Mentoring is a critically important component of the employee development process. As faculty members, serving as a mentor is an important service component to support newer faculty hires. As an Organization, the University of Maryland Extension requires that mentors be assigned to all Tenure Track or Professional Track Faculty which are assigned by Program Leaders. For our Professional Track Faculty, mentors will support them via advice and counsel during their onboarding year and further into the opportunity for first promotion. The UME SNAP-Ed program has a structured mentoring process within their program.
Following an initial meeting between the mentor and mentee, there is an expectation for quarterly meetings to check in and review progress on program planning and teaching plans, as well as the mentees' professional development growth. There is also an annual meeting held with the Associate Dean/Associate Director for progress updates.

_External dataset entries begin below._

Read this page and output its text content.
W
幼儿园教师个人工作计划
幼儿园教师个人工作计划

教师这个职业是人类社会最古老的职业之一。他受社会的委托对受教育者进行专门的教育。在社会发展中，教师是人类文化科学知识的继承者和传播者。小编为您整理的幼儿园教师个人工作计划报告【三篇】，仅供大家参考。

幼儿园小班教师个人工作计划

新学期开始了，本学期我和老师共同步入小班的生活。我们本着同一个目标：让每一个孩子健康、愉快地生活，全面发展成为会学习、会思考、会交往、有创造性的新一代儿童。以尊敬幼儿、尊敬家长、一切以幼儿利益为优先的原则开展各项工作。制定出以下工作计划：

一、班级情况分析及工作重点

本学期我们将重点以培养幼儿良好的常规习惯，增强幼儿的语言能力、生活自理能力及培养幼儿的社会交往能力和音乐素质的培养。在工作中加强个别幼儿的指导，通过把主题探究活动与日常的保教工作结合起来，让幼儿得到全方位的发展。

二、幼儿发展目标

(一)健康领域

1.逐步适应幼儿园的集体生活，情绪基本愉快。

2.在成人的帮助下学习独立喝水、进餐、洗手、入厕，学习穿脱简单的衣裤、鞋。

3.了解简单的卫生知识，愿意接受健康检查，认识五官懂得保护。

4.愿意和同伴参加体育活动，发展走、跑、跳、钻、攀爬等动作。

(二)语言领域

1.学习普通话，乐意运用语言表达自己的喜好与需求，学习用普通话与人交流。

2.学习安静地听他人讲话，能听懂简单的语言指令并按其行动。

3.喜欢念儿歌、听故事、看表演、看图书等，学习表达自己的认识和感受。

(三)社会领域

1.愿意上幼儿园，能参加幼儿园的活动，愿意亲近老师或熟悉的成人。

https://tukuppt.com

For Tenure Track Faculty, Mentors are assigned to support the mentee up until 5-year mandatory tenure review. The mentor will more likely be assigned as the chair of the committee who will ready the candidate for review. In addition to program planning, teaching advice, and the mentees' professional development growth, the mentor will advise the mentee on scholarship trajectory and establish baseline data via a needs assessment to launch their programming focus that should lead to outcomes. Further, the mentor can counsel the mentee on conference presentations, scholarship writing, research projects, and Extension publications. The relationship between the mentee and mentor is hopefully a positive, collegial support that can help nurture the junior faculty member toward success.